Un espace dans lequel seraient potentialisées les convergences entre les pays de la région, au-delà de leurs divergences, pour les projeter au plan international et consolider les positions de la Caraïbe et de l’Amérique latine dans le monde. D’où la volonté de trouver un agenda commun dans la perspective de la semaine d’une haute importance, en septembre de cette année, celle de l’Assemblée générale de l’organisation des Nations Unies.

L’ex-président colombien et ex-secrétaire général de l’Unasur, Ernesto Samper, a affirmé que la CELAC est un point de convergence très important pour tous les processus d’intégration de la région.

« Il s’agit d’œuvrer, grâce à une politique de convergence, pour que tous ces efforts se concrétisent sous les auspices de la CELAC qui, pour le dire schématiquement, est une OEA sans les États-Unis et le Canada. C’est notre bien, notre maison, le concept original de la « grande maison », a-t-il déclaré.

Retrouver la zone de paix

Il y a cinq ans, la CELAC, réunie pour son second sommet à La Havane décrétait l’Amérique latine et la Caraïbe Zone de Paix et insistait sur le projet d’intégration comme moyen d’accès à un ordre international juste, par la promotion d’une culture de la paix qui exclurait l’usage de la force et des moyens non légitimes de défense, parmi lesquels les armes de destruction massive et, en particulier, les armes nucléaires.

Des principes étaient alors mis en exergue comme « l’obligation de ne pas intervenir, directement ou indirectement, dans les affaires internes de tout autre État et d’observer les principes de souveraineté nationale, d’égalité des droits et de libre détermination des peuples », le respect du « droit inaliénable de tout État à choisir son système politique, économique, social et culturel, comme condition essentielle pour assurer la coexistence pacifique des nations ».

La situation a bien changé dans la région ces derniers temps et les principes énoncés alors ont été rendus inaudibles et invisibles par une Organisation des États américains (OEA) au service des stratégies et des intérêts des États-Unis, tout particulièrement pour ce qui est du renversement de gouvernements progressistes (au Brésil, par exemple) ou l’élimination du « virus bolivarien ».

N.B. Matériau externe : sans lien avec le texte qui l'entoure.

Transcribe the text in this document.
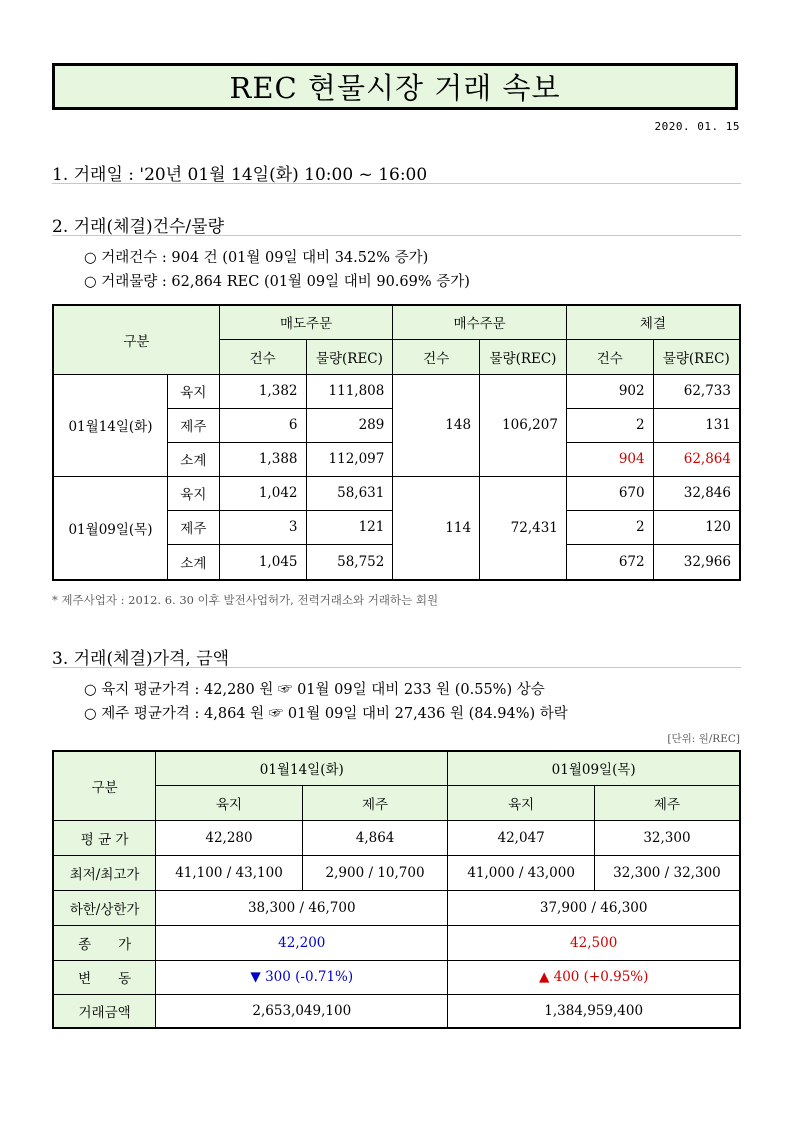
REC 현물시장 거래 속보
2020. 01. 15
1. 거래일 : '20년 01월 14일(화) 10:00 ~ 16:00
2. 거래(체결)건수/물량
○ 거래건수 : 904 건 (01월 09일 대비 34.52% 증가)
○ 거래물량 : 62,864 REC (01월 09일 대비 90.69% 증가)
구분		매도주문		매수주문		체결	
		건수	물량(REC)	건수	물량(REC)	건수	물량(REC)
01월14일(화)	육지	1,382	111,808	148	106,207	902	62,733
	제주	6	289			2	131
	소계	1,388	112,097			904	62,864
01월09일(목)	육지	1,042	58,631	114	72,431	670	32,846
	제주	3	121			2	120
	소계	1,045	58,752			672	32,966
* 제주사업자 : 2012. 6. 30 이후 발전사업허가, 전력거래소와 거래하는 회원
3. 거래(체결)가격, 금액
○ 육지 평균가격 : 42,280 원 ☞ 01월 09일 대비 233 원 (0.55%) 상승
○ 제주 평균가격 : 4,864 원 ☞ 01월 09일 대비 27,436 원 (84.94%) 하락
[단위: 원/REC]
구분	01월14일(화)		01월09일(목)	
	육지	제주	육지	제주
평 균 가	42,280	4,864	42,047	32,300
최저/최고가	41,100 / 43,100	2,900 / 10,700	41,000 / 43,000	32,300 / 32,300
하한/상한가	38,300 / 46,700		37,900 / 46,300	
종　　가	42,200		42,500	
변　　동	▼ 300 (-0.71%)		▲ 400 (+0.95%)	
거래금액	2,653,049,100		1,384,959,400	
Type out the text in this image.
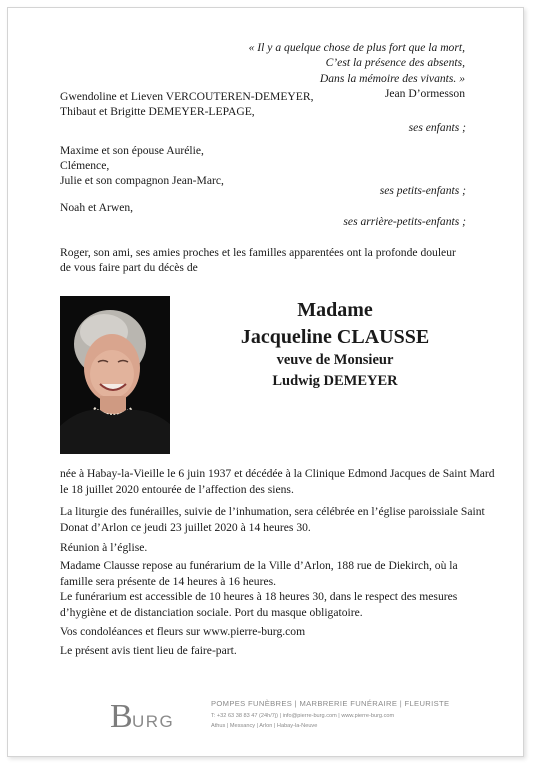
« Il y a quelque chose de plus fort que la mort,
C’est la présence des absents,
Dans la mémoire des vivants. »
Jean D’ormesson
Gwendoline et Lieven VERCOUTEREN-DEMEYER,
Thibaut et Brigitte DEMEYER-LEPAGE,
ses enfants ;
Maxime et son épouse Aurélie,
Clémence,
Julie et son compagnon Jean-Marc,
ses petits-enfants ;
Noah et Arwen,
ses arrière-petits-enfants ;
Roger, son ami, ses amies proches et les familles apparentées ont la profonde douleur
de vous faire part du décès de
Madame
Jacqueline CLAUSSE
veuve de Monsieur
Ludwig DEMEYER
née à Habay-la-Vieille le 6 juin 1937 et décédée à la Clinique Edmond Jacques de Saint Mard
le 18 juillet 2020 entourée de l’affection des siens.
La liturgie des funérailles, suivie de l’inhumation, sera célébrée en l’église paroissiale Saint
Donat d’Arlon ce jeudi 23 juillet 2020 à 14 heures 30.
Réunion à l’église.
Madame Clausse repose au funérarium de la Ville d’Arlon, 188 rue de Diekirch, où la
famille sera présente de 14 heures à 16 heures.
Le funérarium est accessible de 10 heures à 18 heures 30, dans le respect des mesures
d’hygiène et de distanciation sociale. Port du masque obligatoire.
Vos condoléances et fleurs sur www.pierre-burg.com
Le présent avis tient lieu de faire-part.
B URG
POMPES FUNÈBRES | MARBRERIE FUNÉRAIRE | FLEURISTE
T: +32 63 38 83 47 (24h/7j) | info@pierre-burg.com | www.pierre-burg.com
Athus | Messancy | Arlon | Habay-la-Neuve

La stratégie de Washington a été de démonter le maillage des organismes d’intégration et de coopération de la région, comme l’Union des Nations sud-américaines (Unasur) et d’affaiblir considérablement le Marché commun du sud (Mercosur). Et quand l’OEA n’y est pas parvenu, le gouvernement des États-Unis a créé le Groupe de Lima (gouvernements alliés-complices), et ses tirs ont ciblé le gouvernement constitutionnel du Venezuela, également Cuba, le Nicaragua et la Bolivie.

La « démocratie » à la manière étatsunienne a tenté également de créer des gouvernements parallèles dans les pays où elle n’est pas parvenue à renverser les gouvernements constitutionnels, en soutenant des figures de présidents autoproclamés, comme le Vénézuélien Juan Guaidó ou la Bolivienne Jeannette Añez, auxquels elle a apporté un soutien logistique et financier.

Ces faits s’inscrivent dans une guerre multidimensionnelle contre les projets populaires d’émancipation, au cours de laquelle les États-Unis, jadis incontestable puissance hégémonique du Nord, impliquée dans une lutte acharnée pour ne pas perdre sa suprématie, a lancé des attaques acharnées contre des mécanismes d’intégration régionale comme l’Unasur, l’ALBA-TCP, PetroCaribe, et la CELAC . C’est ce qui a été rappelé lors du Forum de communication pour l’intégration.


Álvaro Verzi Rangel, sociologue, est co-directeur de l’Observatoire en communication et démocratie et du Centre latino-américain d’analyse stratégique (CLAE, www.estrategia.la).

Traduction française de Françoise Couëdel.